Uno spumante che a distanza di quasi due secoli, lasciato in fondo al mare, si è dimostrato essere ancora frizzante, ancora buono. «Esiste una chiara correlazione tra la pressione ambientale durante l'élevage (il periodo di maturazione sui lieviti di uno Champagne) e la presunta longevità di uno spumante», ha affermato a Club Oenologique Simon Field, esperto di vino e in particolare di Champagne. «Sotto la pressione dell’acqua il lento lavoro di autolisi dei lieviti diventa più mirato e, di conseguenza, il vino ha più definizione e carattere». Sott’acqua questa aumenta di 1 bar ogni 10 metri di profondità, pertanto tra i 50 e i 60 metri la pressione all’esterno di una bottiglia di Champagne sommersa è sostanzialmente uguale a quella all’interno.

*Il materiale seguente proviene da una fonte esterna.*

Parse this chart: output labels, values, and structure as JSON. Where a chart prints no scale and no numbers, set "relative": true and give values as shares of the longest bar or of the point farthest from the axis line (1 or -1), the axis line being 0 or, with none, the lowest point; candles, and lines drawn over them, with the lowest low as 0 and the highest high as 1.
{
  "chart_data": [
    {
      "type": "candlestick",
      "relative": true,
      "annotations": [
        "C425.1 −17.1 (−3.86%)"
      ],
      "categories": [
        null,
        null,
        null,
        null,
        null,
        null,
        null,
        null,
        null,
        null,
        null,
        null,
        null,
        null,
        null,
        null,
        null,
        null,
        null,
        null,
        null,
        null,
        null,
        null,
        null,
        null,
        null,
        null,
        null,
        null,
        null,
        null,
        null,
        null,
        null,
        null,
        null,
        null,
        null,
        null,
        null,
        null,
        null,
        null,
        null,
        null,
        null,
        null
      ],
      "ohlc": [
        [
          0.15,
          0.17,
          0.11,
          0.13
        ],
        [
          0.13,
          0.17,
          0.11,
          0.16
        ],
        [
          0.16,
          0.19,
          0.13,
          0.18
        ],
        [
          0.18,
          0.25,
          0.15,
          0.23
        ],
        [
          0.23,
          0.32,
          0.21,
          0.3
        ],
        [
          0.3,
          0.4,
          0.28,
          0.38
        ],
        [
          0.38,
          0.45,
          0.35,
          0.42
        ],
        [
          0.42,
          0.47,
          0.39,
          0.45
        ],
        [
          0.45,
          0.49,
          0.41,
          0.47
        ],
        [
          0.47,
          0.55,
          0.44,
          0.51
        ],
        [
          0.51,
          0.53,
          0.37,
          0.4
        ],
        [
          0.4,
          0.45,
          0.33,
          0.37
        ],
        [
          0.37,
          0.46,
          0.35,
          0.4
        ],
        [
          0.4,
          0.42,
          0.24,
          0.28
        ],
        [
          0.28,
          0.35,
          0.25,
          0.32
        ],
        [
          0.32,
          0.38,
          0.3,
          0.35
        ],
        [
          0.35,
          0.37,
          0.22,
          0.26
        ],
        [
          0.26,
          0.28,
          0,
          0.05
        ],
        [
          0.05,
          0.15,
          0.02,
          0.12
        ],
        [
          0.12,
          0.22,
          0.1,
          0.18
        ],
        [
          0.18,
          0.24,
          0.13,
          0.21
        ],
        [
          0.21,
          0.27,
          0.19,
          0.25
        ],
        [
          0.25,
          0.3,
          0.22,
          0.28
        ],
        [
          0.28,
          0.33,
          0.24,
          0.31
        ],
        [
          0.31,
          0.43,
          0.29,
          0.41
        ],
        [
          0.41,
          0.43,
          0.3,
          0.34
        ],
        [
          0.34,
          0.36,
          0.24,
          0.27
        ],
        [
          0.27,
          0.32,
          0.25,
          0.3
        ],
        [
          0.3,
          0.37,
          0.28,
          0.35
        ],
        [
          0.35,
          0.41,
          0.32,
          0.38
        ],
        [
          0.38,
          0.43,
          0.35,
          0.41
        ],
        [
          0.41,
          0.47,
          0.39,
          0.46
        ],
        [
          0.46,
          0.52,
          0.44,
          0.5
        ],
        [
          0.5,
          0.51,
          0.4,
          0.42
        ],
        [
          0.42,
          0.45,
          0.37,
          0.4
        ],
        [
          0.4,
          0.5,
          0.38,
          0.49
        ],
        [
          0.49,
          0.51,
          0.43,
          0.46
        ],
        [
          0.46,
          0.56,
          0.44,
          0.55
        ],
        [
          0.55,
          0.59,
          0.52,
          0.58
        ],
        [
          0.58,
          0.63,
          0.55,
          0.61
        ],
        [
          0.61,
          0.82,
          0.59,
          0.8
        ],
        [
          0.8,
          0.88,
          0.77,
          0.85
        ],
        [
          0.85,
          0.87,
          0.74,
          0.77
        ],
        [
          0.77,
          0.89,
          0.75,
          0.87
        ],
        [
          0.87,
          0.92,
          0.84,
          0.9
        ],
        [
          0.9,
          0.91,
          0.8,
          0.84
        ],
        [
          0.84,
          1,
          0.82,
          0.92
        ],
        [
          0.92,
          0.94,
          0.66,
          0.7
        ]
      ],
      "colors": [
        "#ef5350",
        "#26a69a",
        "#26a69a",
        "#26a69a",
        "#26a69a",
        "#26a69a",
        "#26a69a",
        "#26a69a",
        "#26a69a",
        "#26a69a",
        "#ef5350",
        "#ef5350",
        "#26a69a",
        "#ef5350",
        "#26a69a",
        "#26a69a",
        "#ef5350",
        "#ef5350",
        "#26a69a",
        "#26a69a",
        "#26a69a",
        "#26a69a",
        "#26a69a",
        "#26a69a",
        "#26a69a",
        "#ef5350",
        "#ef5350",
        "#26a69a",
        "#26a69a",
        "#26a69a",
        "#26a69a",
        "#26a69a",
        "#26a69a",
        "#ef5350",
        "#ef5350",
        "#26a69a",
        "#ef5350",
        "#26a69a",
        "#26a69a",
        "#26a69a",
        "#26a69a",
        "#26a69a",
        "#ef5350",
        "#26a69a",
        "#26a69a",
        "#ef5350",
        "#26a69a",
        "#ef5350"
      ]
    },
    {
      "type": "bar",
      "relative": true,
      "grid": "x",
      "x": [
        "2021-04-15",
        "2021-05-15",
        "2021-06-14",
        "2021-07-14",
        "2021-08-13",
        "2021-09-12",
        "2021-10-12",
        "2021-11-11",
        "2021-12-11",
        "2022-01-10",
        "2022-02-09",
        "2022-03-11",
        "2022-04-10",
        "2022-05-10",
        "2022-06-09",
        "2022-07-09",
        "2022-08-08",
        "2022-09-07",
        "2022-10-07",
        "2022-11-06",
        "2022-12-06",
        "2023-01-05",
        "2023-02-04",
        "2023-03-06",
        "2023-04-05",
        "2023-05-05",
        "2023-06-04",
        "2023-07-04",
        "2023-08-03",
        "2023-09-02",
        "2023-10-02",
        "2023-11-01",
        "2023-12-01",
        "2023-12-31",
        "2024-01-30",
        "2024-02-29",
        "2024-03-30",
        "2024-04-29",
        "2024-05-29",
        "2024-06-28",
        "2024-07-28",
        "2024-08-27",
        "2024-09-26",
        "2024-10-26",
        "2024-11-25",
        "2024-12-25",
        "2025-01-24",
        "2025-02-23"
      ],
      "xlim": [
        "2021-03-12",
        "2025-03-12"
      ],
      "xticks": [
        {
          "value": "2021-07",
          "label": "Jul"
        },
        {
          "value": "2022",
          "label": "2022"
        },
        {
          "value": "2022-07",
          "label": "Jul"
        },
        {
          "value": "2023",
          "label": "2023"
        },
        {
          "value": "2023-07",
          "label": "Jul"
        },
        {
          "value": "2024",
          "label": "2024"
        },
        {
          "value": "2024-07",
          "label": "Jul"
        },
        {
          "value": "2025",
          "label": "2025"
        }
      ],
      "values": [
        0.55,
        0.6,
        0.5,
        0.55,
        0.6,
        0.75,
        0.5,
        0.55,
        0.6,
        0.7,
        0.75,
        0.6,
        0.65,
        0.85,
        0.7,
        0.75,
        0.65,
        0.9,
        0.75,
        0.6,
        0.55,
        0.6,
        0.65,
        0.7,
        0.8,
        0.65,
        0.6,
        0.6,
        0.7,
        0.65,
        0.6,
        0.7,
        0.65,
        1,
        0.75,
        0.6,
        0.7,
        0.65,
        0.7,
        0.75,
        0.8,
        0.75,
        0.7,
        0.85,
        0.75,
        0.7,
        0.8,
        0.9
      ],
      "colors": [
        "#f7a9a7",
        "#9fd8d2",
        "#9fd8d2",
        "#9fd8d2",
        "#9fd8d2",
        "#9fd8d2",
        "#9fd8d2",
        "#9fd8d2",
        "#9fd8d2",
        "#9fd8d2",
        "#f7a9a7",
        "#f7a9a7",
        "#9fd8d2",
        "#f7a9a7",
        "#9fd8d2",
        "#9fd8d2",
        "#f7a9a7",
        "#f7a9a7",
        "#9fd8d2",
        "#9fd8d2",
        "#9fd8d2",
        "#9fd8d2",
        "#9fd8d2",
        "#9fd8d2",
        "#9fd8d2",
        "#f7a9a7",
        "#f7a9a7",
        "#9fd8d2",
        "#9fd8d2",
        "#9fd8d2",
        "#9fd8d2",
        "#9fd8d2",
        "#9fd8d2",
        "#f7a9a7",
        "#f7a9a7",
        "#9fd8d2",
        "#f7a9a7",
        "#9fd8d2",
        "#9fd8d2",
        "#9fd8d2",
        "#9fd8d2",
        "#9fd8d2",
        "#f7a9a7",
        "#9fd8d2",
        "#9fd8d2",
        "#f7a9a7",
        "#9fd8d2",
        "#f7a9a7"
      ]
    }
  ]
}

Anche la temperatura dell'acqua fa parte del fascino di questa tecnica: è costante e simile a quella che si trova nelle migliori cantine di gesso di Épernay o di Reims. Si tratta inoltre di ambiente senza alcuna luce, soprattutto ambiente caratterizzato da un ingrediente più affascinante di altri: quel movimento del mare che Hervé Jestin, enologo di Leclerc Briant, paragona alla "dinamizzazione permanente". Un moto che permette ai vini di sviluppare una tessitura gustativa di maggiore armonia.
«Ci sono stati esperimenti di successo anche con vini fermi in Spagna, Cile, California e sull'isola greca di Santorini, dove la cantina Gaia ha creato il suo Thalassitis Submerged Assyrtiko», ha scritto David Kermode. Un vino, quest’ultimo, che sott’acqua sviluppa note di idrocarburi che altrimenti non avrebbe, non dopo una maturazione tradizionale in cantina. Da una parte è quindi indubbio che l’influenza del mare sia in grado di restituire vini se non migliori certamente diversi, oltre al grande fascino che questa tecnica esprime in termini di marketing e di comunicazione. Emerge però la sensazione si tratti di nicchia per quanto in crescita destinata a rimanere tale soprattutto per i costi di produzione e quindi quelli, sempre piuttosto alti, di questi vini.